I wrote this simple test to overload based on whether this
is an rvalue or an lvalue. The original version had additional cases, but I reduced it down to the one that's puzzling me.
#include <iostream>
struct A {
int pp=0;
A(int p) : pp(p) {}
A &prop(int nn) & {pp=nn; return *this;}
A &&prop(int nn) && {pp=nn; return std::move(*this);}
};
struct B {
B(const A &aa) {std::cout << "COPY: " << aa.pp << std::endl;}
B(A &&aa) {std::cout << "MOVE: " << aa.pp << std::endl;}
};
int main() {
A aa(99);
B b4(aa.prop(33).prop(4)); // 4 COPY
std::cout << "4 == " << aa.pp << std::endl;
return 0;
}
The output is what I expected
COPY: 4
4 == 4
So far, so good.
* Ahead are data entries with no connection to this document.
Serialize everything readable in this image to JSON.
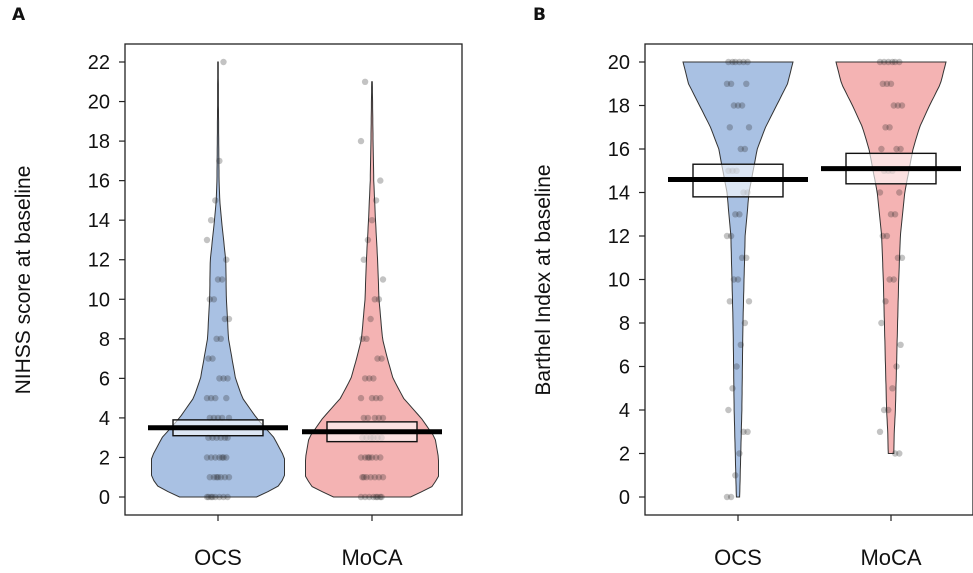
{
  "chart_data": [
    {
      "panel": "A",
      "type": "pirate",
      "ylabel": "NIHSS score at baseline",
      "ylim": [
        0,
        22
      ],
      "y_ticks": [
        0,
        2,
        4,
        6,
        8,
        10,
        12,
        14,
        16,
        18,
        20,
        22
      ],
      "categories": [
        "OCS",
        "MoCA"
      ],
      "series": [
        {
          "category": "OCS",
          "color": "#a9c1e3",
          "mean": 3.5,
          "ci": [
            3.1,
            3.9
          ],
          "min": 0,
          "max": 22,
          "density": [
            [
              0,
              0.55
            ],
            [
              0.5,
              0.85
            ],
            [
              1,
              0.95
            ],
            [
              2,
              0.95
            ],
            [
              3,
              0.8
            ],
            [
              4,
              0.55
            ],
            [
              5,
              0.35
            ],
            [
              6,
              0.25
            ],
            [
              8,
              0.15
            ],
            [
              10,
              0.12
            ],
            [
              12,
              0.11
            ],
            [
              13,
              0.08
            ],
            [
              14,
              0.05
            ],
            [
              15,
              0.025
            ],
            [
              16,
              0.015
            ],
            [
              18,
              0.01
            ],
            [
              20,
              0.006
            ],
            [
              22,
              0.004
            ]
          ],
          "points": [
            0,
            0,
            0,
            0,
            0,
            0,
            0,
            0,
            1,
            1,
            1,
            1,
            1,
            1,
            1,
            2,
            2,
            2,
            2,
            2,
            2,
            2,
            3,
            3,
            3,
            3,
            3,
            3,
            4,
            4,
            4,
            4,
            4,
            5,
            5,
            5,
            5,
            6,
            6,
            6,
            7,
            7,
            8,
            8,
            9,
            9,
            10,
            10,
            11,
            11,
            12,
            13,
            14,
            15,
            17,
            22
          ]
        },
        {
          "category": "MoCA",
          "color": "#f4b3b3",
          "mean": 3.3,
          "ci": [
            2.8,
            3.8
          ],
          "min": 0,
          "max": 21,
          "density": [
            [
              0,
              0.55
            ],
            [
              0.5,
              0.85
            ],
            [
              1,
              0.95
            ],
            [
              2,
              0.95
            ],
            [
              3,
              0.9
            ],
            [
              4,
              0.7
            ],
            [
              5,
              0.45
            ],
            [
              6,
              0.3
            ],
            [
              7,
              0.22
            ],
            [
              8,
              0.15
            ],
            [
              10,
              0.1
            ],
            [
              12,
              0.08
            ],
            [
              14,
              0.05
            ],
            [
              16,
              0.025
            ],
            [
              18,
              0.015
            ],
            [
              20,
              0.008
            ],
            [
              21,
              0.004
            ]
          ],
          "points": [
            0,
            0,
            0,
            0,
            0,
            0,
            0,
            0,
            1,
            1,
            1,
            1,
            1,
            1,
            1,
            2,
            2,
            2,
            2,
            2,
            2,
            2,
            3,
            3,
            3,
            3,
            3,
            3,
            4,
            4,
            4,
            4,
            4,
            5,
            5,
            5,
            5,
            6,
            6,
            6,
            7,
            7,
            8,
            8,
            9,
            10,
            10,
            11,
            12,
            13,
            14,
            15,
            16,
            18,
            21
          ]
        }
      ]
    },
    {
      "panel": "B",
      "type": "pirate",
      "ylabel": "Barthel Index at baseline",
      "ylim": [
        0,
        20
      ],
      "y_ticks": [
        0,
        2,
        4,
        6,
        8,
        10,
        12,
        14,
        16,
        18,
        20
      ],
      "categories": [
        "OCS",
        "MoCA"
      ],
      "series": [
        {
          "category": "OCS",
          "color": "#a9c1e3",
          "mean": 14.6,
          "ci": [
            13.8,
            15.3
          ],
          "min": 0,
          "max": 20,
          "density": [
            [
              0,
              0.03
            ],
            [
              1,
              0.04
            ],
            [
              2,
              0.05
            ],
            [
              4,
              0.07
            ],
            [
              6,
              0.08
            ],
            [
              8,
              0.09
            ],
            [
              10,
              0.11
            ],
            [
              12,
              0.13
            ],
            [
              14,
              0.2
            ],
            [
              16,
              0.35
            ],
            [
              17,
              0.5
            ],
            [
              18,
              0.7
            ],
            [
              19,
              0.9
            ],
            [
              20,
              1.0
            ]
          ],
          "points": [
            0,
            0,
            1,
            2,
            3,
            3,
            4,
            5,
            6,
            7,
            8,
            9,
            9,
            10,
            10,
            11,
            11,
            12,
            12,
            13,
            13,
            14,
            14,
            15,
            15,
            15,
            16,
            16,
            17,
            17,
            18,
            18,
            18,
            19,
            19,
            19,
            20,
            20,
            20,
            20,
            20,
            20
          ]
        },
        {
          "category": "MoCA",
          "color": "#f4b3b3",
          "mean": 15.1,
          "ci": [
            14.4,
            15.8
          ],
          "min": 2,
          "max": 20,
          "density": [
            [
              2,
              0.05
            ],
            [
              3,
              0.06
            ],
            [
              4,
              0.08
            ],
            [
              6,
              0.1
            ],
            [
              8,
              0.12
            ],
            [
              10,
              0.14
            ],
            [
              12,
              0.17
            ],
            [
              14,
              0.25
            ],
            [
              16,
              0.4
            ],
            [
              17,
              0.52
            ],
            [
              18,
              0.7
            ],
            [
              19,
              0.9
            ],
            [
              20,
              1.0
            ]
          ],
          "points": [
            2,
            2,
            3,
            4,
            4,
            5,
            6,
            7,
            8,
            9,
            10,
            10,
            11,
            11,
            12,
            12,
            13,
            13,
            14,
            14,
            15,
            15,
            15,
            16,
            16,
            16,
            17,
            17,
            18,
            18,
            18,
            19,
            19,
            19,
            20,
            20,
            20,
            20,
            20,
            20
          ]
        }
      ]
    }
  ]
}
Then I modified A
to use a method that deduces this
:
struct A {
int pp=0;
A(int p) : pp(p) {}
template <typename self> A prop(this self &&me, int nn) {
me.pp=nn;
return me;
}
};
I expected to get the same result, but I don't:
MOVE: 4
4 == 33
Why does the second version call the move method?
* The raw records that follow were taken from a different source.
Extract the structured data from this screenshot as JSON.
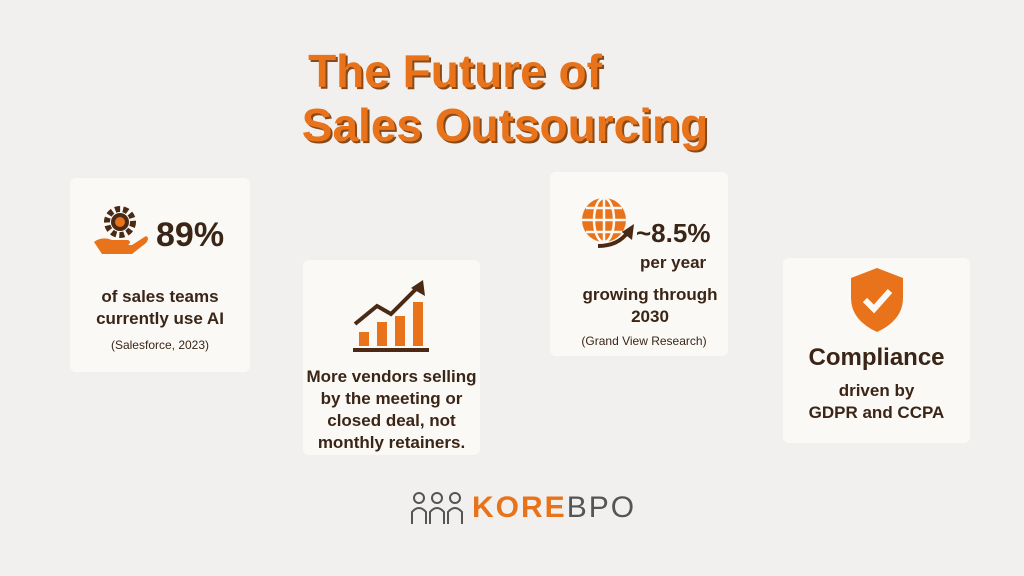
{
  "header": {
    "title": [
      "The Future of",
      "Sales Outsourcing"
    ]
  },
  "cards": [
    {
      "stat": "89%",
      "text": [
        "of sales teams",
        "currently use AI"
      ],
      "source": "(Salesforce, 2023)"
    },
    {
      "text": [
        "More vendors selling",
        "by the meeting or",
        "closed deal, not",
        "monthly retainers."
      ]
    },
    {
      "stat": "~8.5%",
      "stat_sub": "per year",
      "text": [
        "growing through",
        "2030"
      ],
      "source": "(Grand View Research)"
    },
    {
      "heading": "Compliance",
      "text": [
        "driven by",
        "GDPR and CCPA"
      ]
    }
  ],
  "logo": {
    "brand": "KORE",
    "suffix": "BPO"
  }
}
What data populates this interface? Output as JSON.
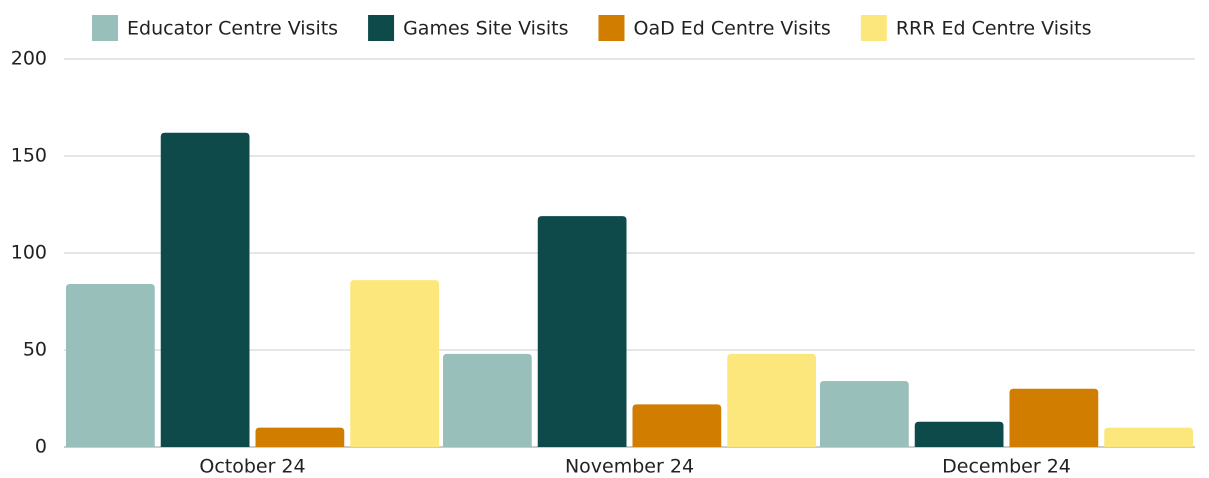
{
  "chart_data": {
    "type": "bar",
    "categories": [
      "October 24",
      "November 24",
      "December 24"
    ],
    "series": [
      {
        "name": "Educator Centre Visits",
        "color": "#98bfb9",
        "values": [
          84,
          48,
          34
        ]
      },
      {
        "name": "Games Site Visits",
        "color": "#0f4a4a",
        "values": [
          162,
          119,
          13
        ]
      },
      {
        "name": "OaD Ed Centre Visits",
        "color": "#d17e00",
        "values": [
          10,
          22,
          30
        ]
      },
      {
        "name": "RRR Ed Centre Visits",
        "color": "#fbe77c",
        "values": [
          86,
          48,
          10
        ]
      }
    ],
    "ylim": [
      0,
      200
    ],
    "yticks": [
      0,
      50,
      100,
      150,
      200
    ],
    "grid": true,
    "legend": "top"
  }
}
Even though it calls the move method, I would still expect to see nn
set to 4 and not 33.
What's going on?
In the "deduced this" case, you always return an A
object by value, so:
aa.prop(33).prop(4)
assigns 33
to aa.pp
, and then the prop(4)
part assigns 4
to pp
of the copy of aa
you just returned, thus leaving aa.pp
as 33
.
What you need to do is return an A&
or A&&
reference, depending on how this
gets deduced. To do this, you can use decltype(auto)
to deduce the value category of the returned object and return the correct type.